With a number of seats still to be decided it is unclear whether Labor or the Liberals will be able to form government with the help of independents in what looks certain to be a hung parliament.

To form Government one of the major parties must win the support of enough Greens and independents to make up 76 seats.

The Greens new Member for Melbourne, Adam Bandt will most likely support Labor forming government.

Of the three rural independents, Bob Katter has usually voted with the Coalition and is the least likely to support Labor getting a second term.

In the last parliament independent Rob Oakeshott mostly sided with the Government, while fellow independent Tony Windsor voted more evenly- but still more with the Government than with the Coalition.

In Labor’s favour is Windsor and Oakeshott’s expressed preference for the ALP’s National Broadband Network, and Windsor is on the record agreeing with the Greens on the need for a publicly funded national dental scheme.

All three will be trying to win concessions for regional Australia from the major parties.

In addition to the three rural independents, Tasmanian independent and former Green, Andrew Wilkie, looks set to take the seat of Dennison.
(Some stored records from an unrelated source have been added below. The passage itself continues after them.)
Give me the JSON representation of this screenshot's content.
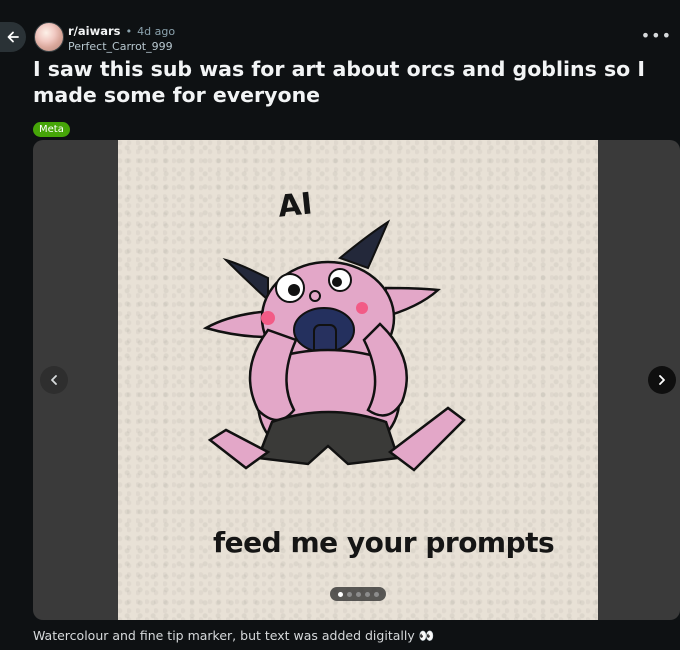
{
  "post": {
    "subreddit": "r/aiwars",
    "separator": "•",
    "age": "4d ago",
    "author": "Perfect_Carrot_999",
    "title": "I saw this sub was for art about orcs and goblins so I made some for everyone",
    "flair": "Meta",
    "caption": "Watercolour and fine tip marker, but text was added digitally 👀"
  },
  "image": {
    "text_top": "AI",
    "text_bottom": "feed me your prompts"
  },
  "gallery": {
    "total_slides": 5,
    "current_slide": 1
  },
  "colors": {
    "background": "#0e1113",
    "flair": "#46a508",
    "goblin_skin": "#e3a7c8",
    "shorts": "#3a3a38",
    "horns": "#23283a"
  },
  "icons": {
    "back": "arrow-left-icon",
    "more": "more-horizontal-icon",
    "prev": "chevron-left-icon",
    "next": "chevron-right-icon"
  }
}
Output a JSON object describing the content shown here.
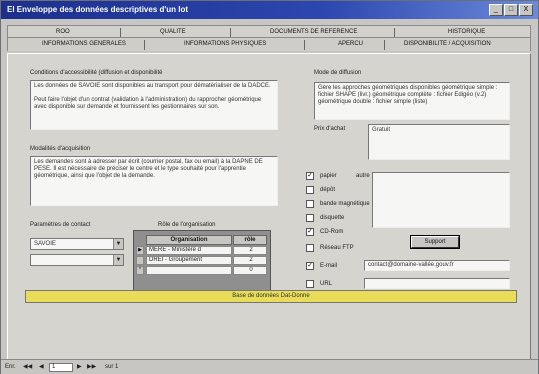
{
  "window": {
    "title": "El Enveloppe des données descriptives d'un lot",
    "controls": [
      "_",
      "□",
      "X"
    ]
  },
  "tabs": {
    "row1": [
      "ROO",
      "QUALITE",
      "DOCUMENTS DE REFERENCE",
      "HISTORIQUE"
    ],
    "row2": [
      "INFORMATIONS GENERALES",
      "INFORMATIONS PHYSIQUES",
      "APERCU",
      "DISPONIBILITE / ACQUISITION"
    ]
  },
  "conditions": {
    "label": "Conditions d'accessibilité (diffusion et disponibilité",
    "text": "Les données de SAVOIE sont disponibles au transport pour dématérialiser de la DADCE.\n\nPeut faire l'objet d'un contrat (validation à l'administration) du rapprocher géométrique avec disponible sur demande et fournissent les gestionnaires sur son."
  },
  "modalites": {
    "label": "Modalités d'acquisition",
    "text": "Les demandes sont à adresser par écrit (courrier postal, fax ou email) à la DAPNE DE PESE. Il est nécessaire de préciser le centre et le type souhaité pour l'apprentie géométrique, ainsi que l'objet de la demande."
  },
  "parametres": {
    "label": "Paramètres de contact",
    "combo1": "SAVOIE",
    "combo2": ""
  },
  "role": {
    "label": "Rôle de l'organisation",
    "headers": [
      "Organisation",
      "rôle"
    ],
    "rows": [
      {
        "org": "MERE - Ministère d",
        "role": "2"
      },
      {
        "org": "DREI - Groupement",
        "role": "2"
      },
      {
        "org": "",
        "role": "0"
      }
    ]
  },
  "mode": {
    "label": "Mode de diffusion",
    "text": "Gère les approches géométriques disponibles géométrique simple : fichier SHAPE (livr.) géométrique complète : fichier Edigéo (v.2) géométrique double : fichier simple (liste)"
  },
  "prix": {
    "label": "Prix d'achat",
    "value": "Gratuit"
  },
  "supports": {
    "items": [
      {
        "label": "papier",
        "checked": true
      },
      {
        "label": "dépôt",
        "checked": false
      },
      {
        "label": "bande magnétique",
        "checked": false
      },
      {
        "label": "disquette",
        "checked": false
      },
      {
        "label": "CD-Rom",
        "checked": true
      },
      {
        "label": "Réseau FTP",
        "checked": false
      },
      {
        "label": "E-mail",
        "checked": true,
        "value": "contact@domaine-vallée.gouv.fr"
      },
      {
        "label": "URL",
        "checked": false,
        "value": ""
      }
    ],
    "autre_label": "autre",
    "support_button": "Support"
  },
  "bottom_bar": "Base de données Dat-Donne",
  "status": {
    "record_label": "Enr.",
    "record_index": "1",
    "record_total": "sur 1"
  }
}
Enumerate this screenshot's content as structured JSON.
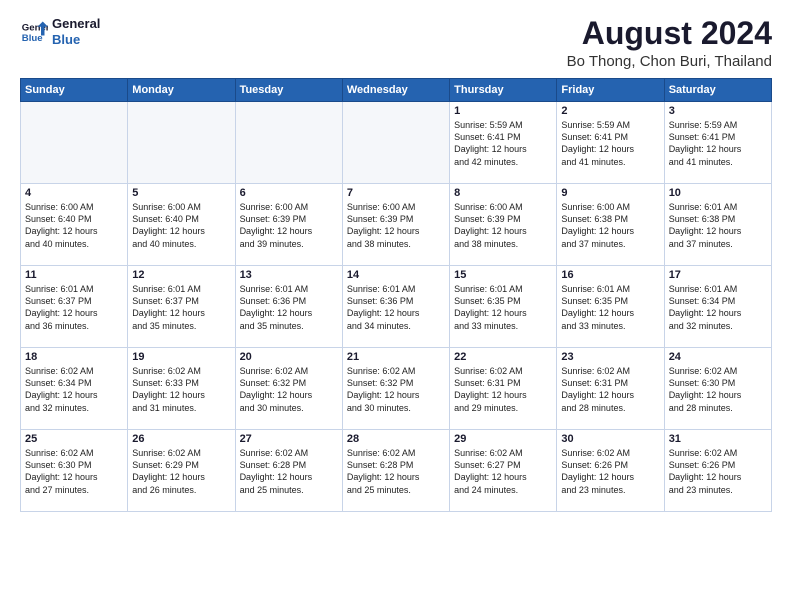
{
  "header": {
    "logo_line1": "General",
    "logo_line2": "Blue",
    "main_title": "August 2024",
    "sub_title": "Bo Thong, Chon Buri, Thailand"
  },
  "weekdays": [
    "Sunday",
    "Monday",
    "Tuesday",
    "Wednesday",
    "Thursday",
    "Friday",
    "Saturday"
  ],
  "rows": [
    [
      {
        "day": "",
        "content": ""
      },
      {
        "day": "",
        "content": ""
      },
      {
        "day": "",
        "content": ""
      },
      {
        "day": "",
        "content": ""
      },
      {
        "day": "1",
        "content": "Sunrise: 5:59 AM\nSunset: 6:41 PM\nDaylight: 12 hours\nand 42 minutes."
      },
      {
        "day": "2",
        "content": "Sunrise: 5:59 AM\nSunset: 6:41 PM\nDaylight: 12 hours\nand 41 minutes."
      },
      {
        "day": "3",
        "content": "Sunrise: 5:59 AM\nSunset: 6:41 PM\nDaylight: 12 hours\nand 41 minutes."
      }
    ],
    [
      {
        "day": "4",
        "content": "Sunrise: 6:00 AM\nSunset: 6:40 PM\nDaylight: 12 hours\nand 40 minutes."
      },
      {
        "day": "5",
        "content": "Sunrise: 6:00 AM\nSunset: 6:40 PM\nDaylight: 12 hours\nand 40 minutes."
      },
      {
        "day": "6",
        "content": "Sunrise: 6:00 AM\nSunset: 6:39 PM\nDaylight: 12 hours\nand 39 minutes."
      },
      {
        "day": "7",
        "content": "Sunrise: 6:00 AM\nSunset: 6:39 PM\nDaylight: 12 hours\nand 38 minutes."
      },
      {
        "day": "8",
        "content": "Sunrise: 6:00 AM\nSunset: 6:39 PM\nDaylight: 12 hours\nand 38 minutes."
      },
      {
        "day": "9",
        "content": "Sunrise: 6:00 AM\nSunset: 6:38 PM\nDaylight: 12 hours\nand 37 minutes."
      },
      {
        "day": "10",
        "content": "Sunrise: 6:01 AM\nSunset: 6:38 PM\nDaylight: 12 hours\nand 37 minutes."
      }
    ],
    [
      {
        "day": "11",
        "content": "Sunrise: 6:01 AM\nSunset: 6:37 PM\nDaylight: 12 hours\nand 36 minutes."
      },
      {
        "day": "12",
        "content": "Sunrise: 6:01 AM\nSunset: 6:37 PM\nDaylight: 12 hours\nand 35 minutes."
      },
      {
        "day": "13",
        "content": "Sunrise: 6:01 AM\nSunset: 6:36 PM\nDaylight: 12 hours\nand 35 minutes."
      },
      {
        "day": "14",
        "content": "Sunrise: 6:01 AM\nSunset: 6:36 PM\nDaylight: 12 hours\nand 34 minutes."
      },
      {
        "day": "15",
        "content": "Sunrise: 6:01 AM\nSunset: 6:35 PM\nDaylight: 12 hours\nand 33 minutes."
      },
      {
        "day": "16",
        "content": "Sunrise: 6:01 AM\nSunset: 6:35 PM\nDaylight: 12 hours\nand 33 minutes."
      },
      {
        "day": "17",
        "content": "Sunrise: 6:01 AM\nSunset: 6:34 PM\nDaylight: 12 hours\nand 32 minutes."
      }
    ],
    [
      {
        "day": "18",
        "content": "Sunrise: 6:02 AM\nSunset: 6:34 PM\nDaylight: 12 hours\nand 32 minutes."
      },
      {
        "day": "19",
        "content": "Sunrise: 6:02 AM\nSunset: 6:33 PM\nDaylight: 12 hours\nand 31 minutes."
      },
      {
        "day": "20",
        "content": "Sunrise: 6:02 AM\nSunset: 6:32 PM\nDaylight: 12 hours\nand 30 minutes."
      },
      {
        "day": "21",
        "content": "Sunrise: 6:02 AM\nSunset: 6:32 PM\nDaylight: 12 hours\nand 30 minutes."
      },
      {
        "day": "22",
        "content": "Sunrise: 6:02 AM\nSunset: 6:31 PM\nDaylight: 12 hours\nand 29 minutes."
      },
      {
        "day": "23",
        "content": "Sunrise: 6:02 AM\nSunset: 6:31 PM\nDaylight: 12 hours\nand 28 minutes."
      },
      {
        "day": "24",
        "content": "Sunrise: 6:02 AM\nSunset: 6:30 PM\nDaylight: 12 hours\nand 28 minutes."
      }
    ],
    [
      {
        "day": "25",
        "content": "Sunrise: 6:02 AM\nSunset: 6:30 PM\nDaylight: 12 hours\nand 27 minutes."
      },
      {
        "day": "26",
        "content": "Sunrise: 6:02 AM\nSunset: 6:29 PM\nDaylight: 12 hours\nand 26 minutes."
      },
      {
        "day": "27",
        "content": "Sunrise: 6:02 AM\nSunset: 6:28 PM\nDaylight: 12 hours\nand 25 minutes."
      },
      {
        "day": "28",
        "content": "Sunrise: 6:02 AM\nSunset: 6:28 PM\nDaylight: 12 hours\nand 25 minutes."
      },
      {
        "day": "29",
        "content": "Sunrise: 6:02 AM\nSunset: 6:27 PM\nDaylight: 12 hours\nand 24 minutes."
      },
      {
        "day": "30",
        "content": "Sunrise: 6:02 AM\nSunset: 6:26 PM\nDaylight: 12 hours\nand 23 minutes."
      },
      {
        "day": "31",
        "content": "Sunrise: 6:02 AM\nSunset: 6:26 PM\nDaylight: 12 hours\nand 23 minutes."
      }
    ]
  ]
}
While Wilkie and the Greens had a political falling out following the 2007 Federal Election, he remains largely supportive of their social agenda (including being a vocal advocate of marriage equality) and they may well be able to mend their bridges in the Parliament.

Although unlikely to effect who forms government there is still an outside chance of a second Greens MP being elected in Grayndler, where a recount will be held after former Marrickville Mayor Sam Byrne came within striking distance of ousting Labor’s Anthony Albanese.

It was a good election for parliamentary GLBTI rights allies, with Tanya Plibersek returned on the Labor side in Sydney despite a swing to the Greens, and Liberal Malcolm Turnbull being easily returned in Wentworth.

Most excitingly though, the Coalition’s most outspoken gay rights supporter, far north Queensland Liberal National Party MP Warren Entsch, has won back his seat of Leichhardt after coming out of retirement.

Entsch famously spoke out against his government’s same-sex marriage ban in the Parliament in 2004.

In the Senate, all the Greens dreams have finally come true, with the party gaining an outright balance of power and seeing a near doubling in the number of their senators.

Family First Senator Steve Fielding failed to be re-elected, while the new composition of the Senate will make independent Senator Nick Xenophon’s presence largely irrelevant even though another independent senator may be joining him on the cross benches.

Preference votes in the Senate will take at least a week to sort out but ABC Elections analyst Anthony Green is predicting nine Greens, two independents, 31 ALP, and 34 Coalition senators.

39 votes are required for a bill to pass the Senate.